In the end, I think that even if it applied Professor Dodson's analysis, the Sixth Circuit would have reached the same conclusion, but I think that its conclusion would have had a stronger foundation.

My final thought in summing up is that reading Arrowood Indem. Co. by itself might lead to the conclusion that construing the 1 year deadline of § 1446(b) as procedural is a windfall for (out-of-state) defendants, who get to keep cases in federal court if plaintiffs fail to move to remand within 30 days. But, the Sixth Circuit's prior opinion in Brock suggests how a construction of the 1 year deadline of § 1446(b) as jurisdictional can hurt (out-of-state) defendants.

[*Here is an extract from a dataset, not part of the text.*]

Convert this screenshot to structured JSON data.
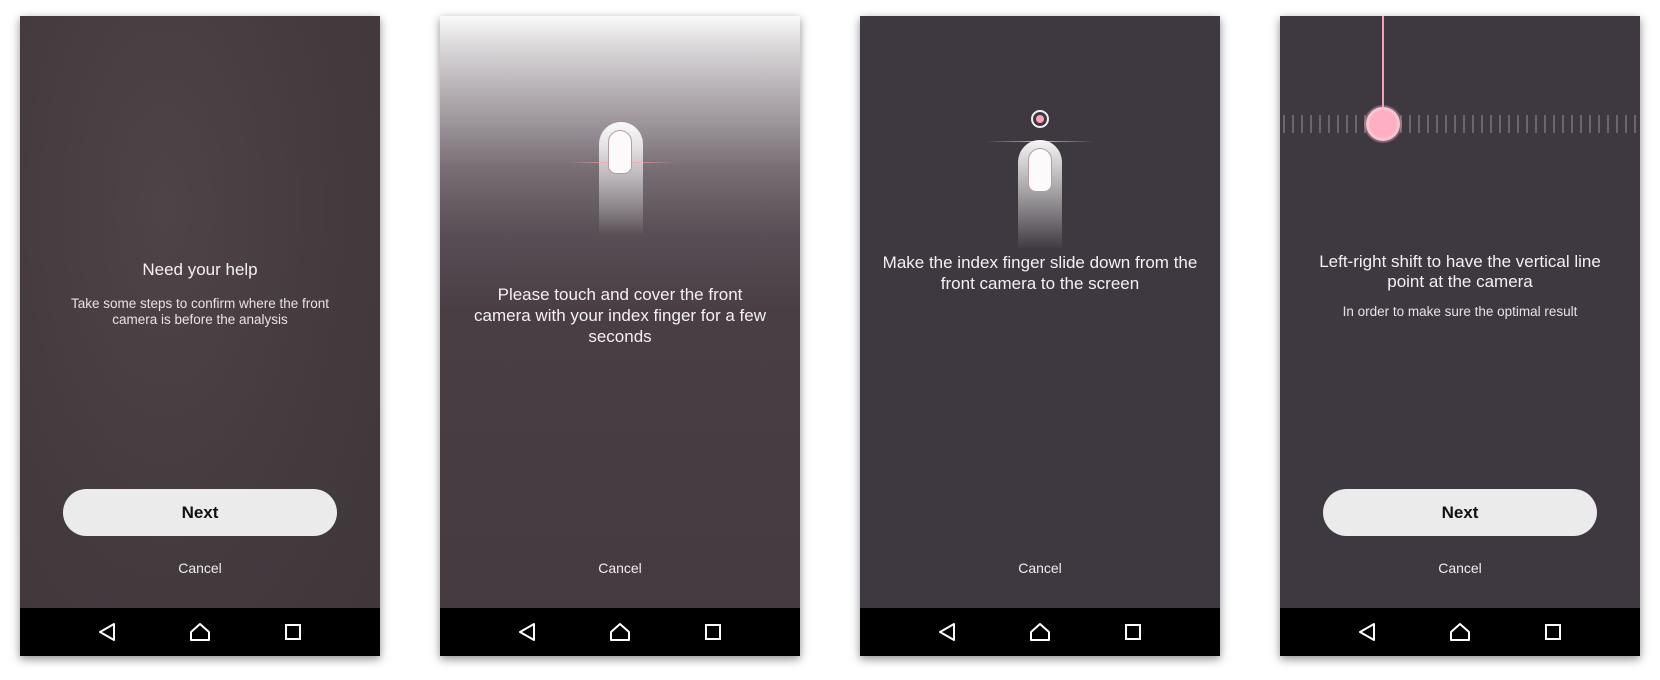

In Brock, shortly more than a year after commencement of an action, the plaintiff amended its complaint, which initially sought $10,000 in damages (just below the then-existing amount in controversy requirement), so that it now sought $5 million in  damages. The defendants then moved to remove, but, as noted, the Eastern District of Tennessee and then the Sixth Circuit found that the 1 year deadline of § 1446(b) is jurisdictional. As a result, even though it appeared likely that the plaintiff acted in bad faith, these courts found that the defendants could not remove the action because of the jurisdictional nature of § 1446(b). Moreover, this conclusion seems consistent with other case law. See, e.g., Kinabrew v. Emco-Wheaton, Inc., 936 F.Supp. 351, 352 (M.D.La. 1996).